A little heads up on the UK November inflation numbers to come and what to expect
Here are some of the data points and what is expected of the market:
- CPI y/y 3.0% expected; prior 3.0%
- CPI m/m +0.2% expected; prior +0.1%
- Core CPI y/y 2.7% expected; prior 2.7%
That's with regards to inflation readings that the BOE is focused on. At 3.0% y/y, it's the highest reading in 5 years. And this owes no thanks to Brexit causing a weaker pound. A higher inflation rate than expected may prompt traders to believe that the BOE will have to move sooner to raise rates again.

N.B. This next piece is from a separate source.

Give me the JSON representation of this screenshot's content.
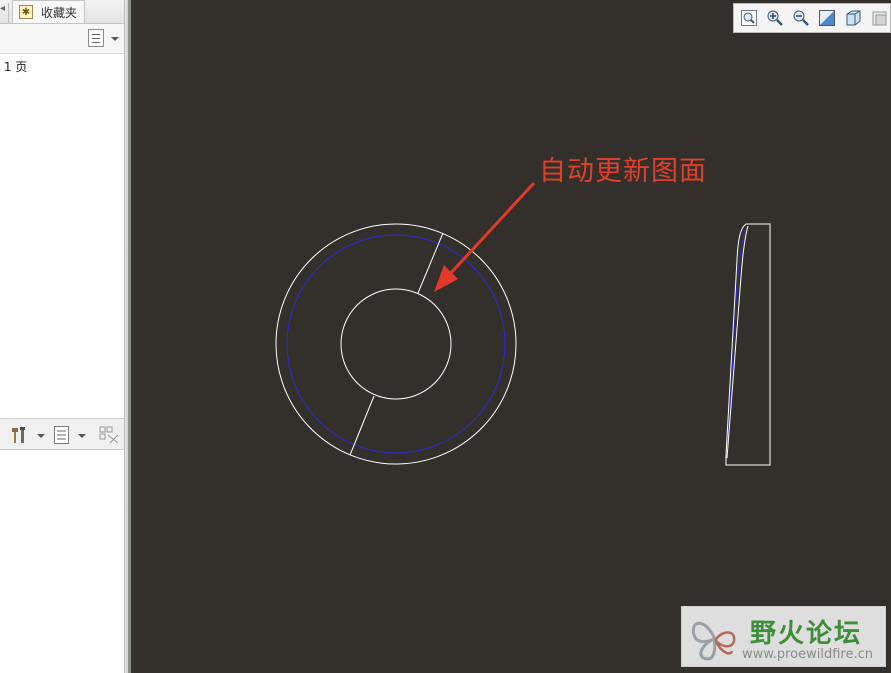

Right now, the market is expecting the BOE to stay pat for the time being and let things play out - since they raised rates in November.

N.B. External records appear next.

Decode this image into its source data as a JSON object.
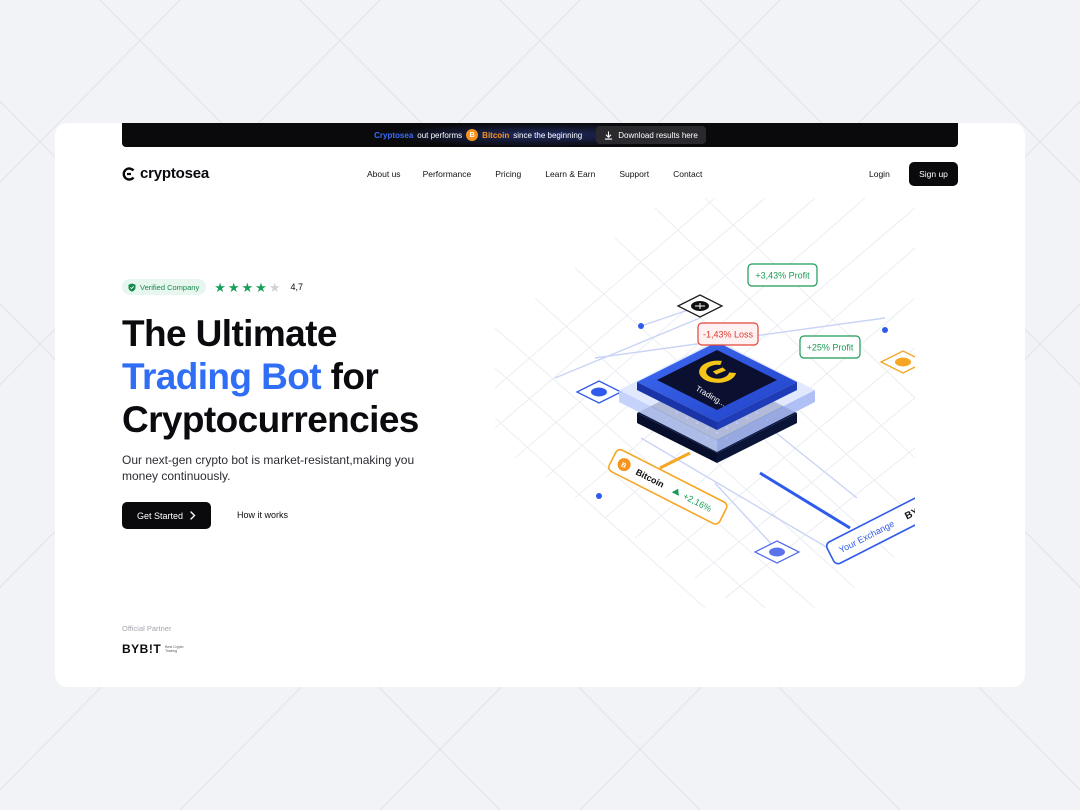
{
  "announcement": {
    "brand": "Cryptosea",
    "text_mid": "out performs",
    "coin_badge": "B",
    "coin": "Bitcoin",
    "text_end": "since the beginning",
    "download_label": "Download results here"
  },
  "nav": {
    "logo_text": "cryptosea",
    "links": [
      "About us",
      "Performance",
      "Pricing",
      "Learn & Earn",
      "Support",
      "Contact"
    ],
    "login": "Login",
    "signup": "Sign up"
  },
  "rating": {
    "verified_label": "Verified Company",
    "stars_filled": 4,
    "stars_total": 5,
    "score": "4,7"
  },
  "hero": {
    "title_line1": "The Ultimate",
    "title_blue": "Trading Bot",
    "title_for": "for",
    "title_line3": "Cryptocurrencies",
    "subtitle": "Our next-gen crypto bot is market-resistant,making you money continuously.",
    "cta_primary": "Get Started",
    "cta_secondary": "How it works"
  },
  "partner": {
    "label": "Official Partner",
    "name": "BYB!T",
    "small_text": "Best Crypto Trading"
  },
  "illustration": {
    "chip_label": "Trading...",
    "tag_profit_1": "+3,43% Profit",
    "tag_loss": "-1,43% Loss",
    "tag_profit_2": "+25% Profit",
    "coin_label": "Bitcoin",
    "coin_change": "+2,16%",
    "coin_badge": "B",
    "exchange_label": "Your Exchange",
    "exchange_name": "BYB!T",
    "accent_blue": "#2f5bea",
    "accent_orange": "#f5a623",
    "profit_green": "#1a9a55",
    "loss_red": "#e0453a"
  },
  "colors": {
    "brand_blue": "#2f6ef5",
    "dark": "#0a0a0c",
    "verified_green": "#18a05a",
    "bitcoin_orange": "#f7931a"
  }
}
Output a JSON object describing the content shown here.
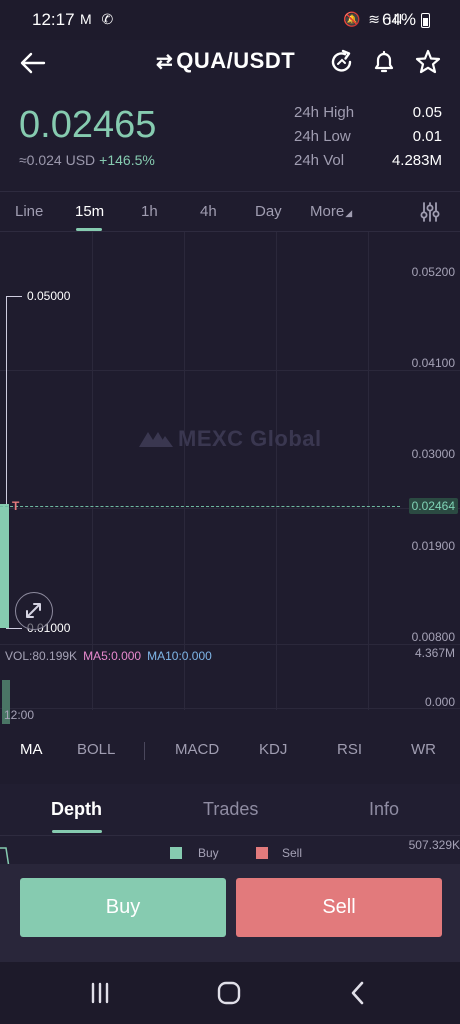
{
  "status_bar": {
    "time": "12:17",
    "left_icons": "M ✆",
    "right_icons": "🔕 ≋ ıll",
    "battery": "64%"
  },
  "header": {
    "pair": "QUA/USDT",
    "swap_icon": "swap-arrows-icon",
    "icons": [
      "back-arrow-icon",
      "refresh-icon",
      "bell-icon",
      "star-icon"
    ]
  },
  "price": {
    "last": "0.02465",
    "usd": "≈0.024 USD",
    "change": "+146.5%",
    "stats": [
      {
        "label": "24h High",
        "value": "0.05"
      },
      {
        "label": "24h Low",
        "value": "0.01"
      },
      {
        "label": "24h Vol",
        "value": "4.283M"
      }
    ]
  },
  "timeframes": {
    "items": [
      "Line",
      "15m",
      "1h",
      "4h",
      "Day",
      "More"
    ],
    "active": "15m"
  },
  "chart": {
    "watermark": "MEXC Global",
    "y_axis": [
      "0.05200",
      "0.04100",
      "0.03000",
      "0.01900",
      "0.00800"
    ],
    "high_label": "0.05000",
    "low_label": "0.01000",
    "current_price_tag": "0.02464",
    "current_marker": "T",
    "volume": {
      "vol": "VOL:80.199K",
      "ma5": "MA5:0.000",
      "ma10": "MA10:0.000",
      "max": "4.367M",
      "min": "0.000"
    },
    "x_label": "12:00",
    "colors": {
      "up": "#86cbb0",
      "down": "#e27a7c",
      "ma5": "#e889ce",
      "ma10": "#7fb6e8"
    }
  },
  "indicators": {
    "items": [
      "MA",
      "BOLL",
      "MACD",
      "KDJ",
      "RSI",
      "WR"
    ],
    "active": "MA"
  },
  "depth": {
    "tabs": [
      "Depth",
      "Trades",
      "Info"
    ],
    "active": "Depth",
    "buy_label": "Buy",
    "sell_label": "Sell",
    "max_label": "507.329K"
  },
  "actions": {
    "buy": "Buy",
    "sell": "Sell"
  },
  "navbar": {
    "icons": [
      "recent-apps-icon",
      "home-icon",
      "back-icon"
    ]
  }
}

Also, if the reading comes in at 0.1% higher then BOE governor Mark Carney has to write a letter to the UK Treasury to explain why inflation is overshooting the 2% benchmark that most central banks adopt.

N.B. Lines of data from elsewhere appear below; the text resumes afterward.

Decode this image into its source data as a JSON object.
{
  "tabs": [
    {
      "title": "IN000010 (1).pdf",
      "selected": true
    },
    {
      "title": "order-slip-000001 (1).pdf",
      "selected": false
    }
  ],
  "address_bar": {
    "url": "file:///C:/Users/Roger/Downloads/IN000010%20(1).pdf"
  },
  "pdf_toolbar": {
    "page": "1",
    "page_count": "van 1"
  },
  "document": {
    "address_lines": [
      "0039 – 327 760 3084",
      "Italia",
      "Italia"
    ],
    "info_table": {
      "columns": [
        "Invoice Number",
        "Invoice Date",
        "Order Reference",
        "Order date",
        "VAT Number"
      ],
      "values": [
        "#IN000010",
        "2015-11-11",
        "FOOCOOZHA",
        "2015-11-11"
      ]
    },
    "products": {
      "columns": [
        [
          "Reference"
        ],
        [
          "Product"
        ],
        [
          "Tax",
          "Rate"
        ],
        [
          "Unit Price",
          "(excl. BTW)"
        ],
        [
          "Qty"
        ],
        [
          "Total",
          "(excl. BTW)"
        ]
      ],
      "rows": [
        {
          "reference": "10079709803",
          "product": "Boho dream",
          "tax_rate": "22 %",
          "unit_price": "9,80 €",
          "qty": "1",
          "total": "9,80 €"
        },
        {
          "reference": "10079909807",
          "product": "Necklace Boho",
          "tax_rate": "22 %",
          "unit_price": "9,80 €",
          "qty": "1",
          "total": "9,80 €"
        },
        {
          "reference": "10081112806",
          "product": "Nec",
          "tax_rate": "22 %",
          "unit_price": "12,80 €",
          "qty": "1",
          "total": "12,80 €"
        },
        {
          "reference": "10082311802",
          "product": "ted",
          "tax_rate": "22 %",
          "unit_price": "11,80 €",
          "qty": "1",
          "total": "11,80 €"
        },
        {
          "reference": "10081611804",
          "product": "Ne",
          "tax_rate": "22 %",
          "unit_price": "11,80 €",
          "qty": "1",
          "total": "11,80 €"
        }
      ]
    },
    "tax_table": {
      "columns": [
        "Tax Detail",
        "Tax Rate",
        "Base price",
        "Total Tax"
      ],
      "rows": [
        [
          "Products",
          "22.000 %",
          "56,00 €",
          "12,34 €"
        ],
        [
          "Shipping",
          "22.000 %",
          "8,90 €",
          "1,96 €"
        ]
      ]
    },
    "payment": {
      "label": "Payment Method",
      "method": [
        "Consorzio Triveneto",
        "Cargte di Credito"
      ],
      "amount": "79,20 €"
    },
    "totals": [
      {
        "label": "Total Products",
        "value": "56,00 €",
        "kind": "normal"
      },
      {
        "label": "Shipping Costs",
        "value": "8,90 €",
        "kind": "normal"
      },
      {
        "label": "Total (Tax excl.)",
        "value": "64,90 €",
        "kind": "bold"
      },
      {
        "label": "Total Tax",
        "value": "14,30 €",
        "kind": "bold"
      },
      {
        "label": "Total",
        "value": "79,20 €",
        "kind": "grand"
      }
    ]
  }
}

- RPI y/y 4.0% expected; prior 4.0%
- RPI m/m +0.3% expected; prior +0.1%
The retail price index is basically a measure of inflation on certain UK public sector activities. Not really an important statistic, but good-to-know the trend in inflation in general.
- PPI input y/y 6.7% expected; prior 4.6%
- PPI output y/y 3.0% expected; prior 2.8%
Producer prices are expected to jump as well as the weakened pound is likely to translate to more expensive imports, which means input prices will be higher. Then, part of that will be passed on to output prices as well - so that is expected to go higher too.
PPI numbers are not the focus here as well, but it's another data point to keep in check with to know how things are doing in the economy in general.
Like in the case of the UK, you see rising PPI numbers and inflation, but wages are stagnating. That means less disposable income for the general public - and that translates to less stimulus for economic growth. All this of course is conjecture, just a simple showing of why these numbers may matter.